Expert advice - planning a lighting scheme
A well thought through lighting scheme can make a huge difference to the finished look of your home. However, often the lighting scheme is one of the last things considered and not given much thought until the builder asks how many spotlights in the kitchen you would like!
So whether you are planning the lighting yourself or if you are fortunate enough to work with a lighting designer, Jo Mann from Light House Designs shares some advice.
When in my renovation should I consider the lighting plan?
The sooner the better! All aspects of a room/house will be taken into account when designing the scheme, so it is best to do it at an early stage when you can add/omit/adjust areas without it being a costly exercise.
An example of this might be the addition of a niche in a stud wall, a coffered ceiling or changing the string on the stair case to allow for step lights. It is important to agree the architectural details, where the light fitting needs to be concealed prior to building work being carried out in those areas. However, it is a balancing act as you will need to know where your furniture is going to enable you to carry out the design.
With open plan living so popular, do you have any advice with the lighting to make it feel homely?
Using layers of light is a good way to create an interesting, homely feel to a space. Consider the following:
- High-level - Recessed directional downlights, pendant or uplight above joinery
- Mid-level – Wall lights, table lamps, under counter lighting, joinery lighting
- Low-level – Floor recessed uplights, joinery or step lights
Split the circuits so you can control individual areas and think about using a simple control system if you end up with more than 4 circuits.
Often open plan areas have large glass doors/windows leading onto a terrace or garden, remember to think about external lighting to avoid the glass becoming a ‘mirror’ at night time. The external light will draw your eye through the reflection and beyond, giving you another room.
Do you have any advice for what works best in the bathroom?
Bathrooms require two types of lighting, bright/functional and also a relaxing setting.
For mirror lighting, use a downlight for punch, make sure it is set in front of you, and two wall lights either side of the mirror to counter act the shadows created from above.

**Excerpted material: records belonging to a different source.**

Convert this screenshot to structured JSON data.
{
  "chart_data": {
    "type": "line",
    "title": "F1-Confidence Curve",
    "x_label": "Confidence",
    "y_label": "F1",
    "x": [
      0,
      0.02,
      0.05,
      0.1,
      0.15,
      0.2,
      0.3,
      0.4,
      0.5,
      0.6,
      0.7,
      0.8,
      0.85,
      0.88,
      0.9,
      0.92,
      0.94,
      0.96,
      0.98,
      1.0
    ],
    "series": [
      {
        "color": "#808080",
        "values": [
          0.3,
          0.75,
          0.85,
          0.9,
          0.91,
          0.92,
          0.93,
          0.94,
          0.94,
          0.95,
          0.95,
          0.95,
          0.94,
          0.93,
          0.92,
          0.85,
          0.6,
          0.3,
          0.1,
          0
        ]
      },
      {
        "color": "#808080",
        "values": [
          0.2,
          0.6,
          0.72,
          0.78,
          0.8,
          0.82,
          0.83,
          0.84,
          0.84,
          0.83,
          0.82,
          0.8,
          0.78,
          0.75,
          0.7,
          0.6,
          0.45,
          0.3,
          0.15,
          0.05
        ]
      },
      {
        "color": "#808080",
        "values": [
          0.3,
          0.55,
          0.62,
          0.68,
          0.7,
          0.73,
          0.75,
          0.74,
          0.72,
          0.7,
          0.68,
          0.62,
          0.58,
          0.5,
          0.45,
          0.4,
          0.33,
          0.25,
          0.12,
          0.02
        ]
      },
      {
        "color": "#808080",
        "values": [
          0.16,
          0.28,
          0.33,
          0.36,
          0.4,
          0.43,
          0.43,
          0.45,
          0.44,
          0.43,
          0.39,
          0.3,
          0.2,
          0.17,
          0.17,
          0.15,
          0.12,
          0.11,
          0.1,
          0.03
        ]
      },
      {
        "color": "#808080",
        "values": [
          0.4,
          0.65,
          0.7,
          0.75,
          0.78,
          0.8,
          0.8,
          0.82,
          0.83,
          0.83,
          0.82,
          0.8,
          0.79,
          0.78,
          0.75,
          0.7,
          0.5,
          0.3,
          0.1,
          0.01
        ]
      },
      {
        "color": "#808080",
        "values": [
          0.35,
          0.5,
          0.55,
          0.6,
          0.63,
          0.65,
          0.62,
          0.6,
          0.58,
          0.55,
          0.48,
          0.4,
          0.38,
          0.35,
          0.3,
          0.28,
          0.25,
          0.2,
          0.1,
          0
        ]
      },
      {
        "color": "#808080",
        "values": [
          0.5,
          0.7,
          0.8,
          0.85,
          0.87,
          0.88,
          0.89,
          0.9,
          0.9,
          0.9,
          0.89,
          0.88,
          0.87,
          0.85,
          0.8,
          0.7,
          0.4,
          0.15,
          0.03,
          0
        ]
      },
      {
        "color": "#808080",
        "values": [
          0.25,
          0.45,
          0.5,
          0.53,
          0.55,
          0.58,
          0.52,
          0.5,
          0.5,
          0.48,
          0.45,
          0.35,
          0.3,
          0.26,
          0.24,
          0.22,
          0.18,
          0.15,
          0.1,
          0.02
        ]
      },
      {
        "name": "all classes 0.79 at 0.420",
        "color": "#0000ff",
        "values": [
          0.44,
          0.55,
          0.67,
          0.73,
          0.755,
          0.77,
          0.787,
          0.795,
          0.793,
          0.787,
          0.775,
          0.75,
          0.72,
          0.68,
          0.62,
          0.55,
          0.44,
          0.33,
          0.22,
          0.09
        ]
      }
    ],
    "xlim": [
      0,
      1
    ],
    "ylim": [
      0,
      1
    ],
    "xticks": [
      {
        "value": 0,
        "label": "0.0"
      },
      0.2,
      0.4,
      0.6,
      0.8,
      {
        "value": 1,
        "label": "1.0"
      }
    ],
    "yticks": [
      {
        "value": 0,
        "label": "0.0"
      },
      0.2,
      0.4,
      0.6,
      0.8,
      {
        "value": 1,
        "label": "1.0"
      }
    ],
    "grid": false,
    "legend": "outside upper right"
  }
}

Think about adding one or two low level lights which can be used for the relaxing setting and also for a night light if you need the loo in the middle of the night and do not wish to turn all the lights on.
Setting downlights close to the wall in a shower (150-175mm away) can look more interesting as the light will skim down the tiles but make sure the plaster/grout is neat!
Add a niche by a bath or in a shower and light it with either an IP rated downlight or IP rated LED Tape. Not only is a niche useful for holding shampoo bottles/decorative objects but can also provide some soft mid-level lighting to the room.
What's the best way to make dark spaces warm, particularly when there is no natural light?
Using reflected light is most sympathetic in dark spaces, particularly basements. As the light hits a surface (wall or ceiling) and is reflected back into the space it has lost its ability to create shadows, the result is softer than that which comes out of the ceiling and hits the floor. It will also make the space feel bigger and more welcoming.
Creating hidden walls of lights, such as a ceiling slot running along a wall then concealing LED tape to wash light down the wall provides a second dimension given the illusion of a larger space.
New rooms with no natural light can often feel more contemporary than the rest of the house, adding decorative lighting such as wall lights and table lamps can make a room feel more inviting and warm, as well as helping connect the space with the rest of the home.
Are there any popular lighting trends at the moment?
We base our designs on the style of the house and individual client therefore it comes down to whatever is appropriate for that particular project.
Are there any new technologies that can help with the lighting in my home?
Good quality dedicated LED light engines/fittings – it is so important to purchase the right fitting. The ‘cheaper’ versions may look the same but the internal electronics are so important when it comes to output, colour rendition, dimming quality and longevity.
Who would I work with to pull together a lighting scheme?
A successful lighting scheme requires coordination between the design team and the contractors to implement the requirements at the necessary stages of the build.
Do you have any other tips for anyone doing their own lighting plan?
Use a dimmer! It is the easiest way of introducing different moods, even with the simplest of schemes.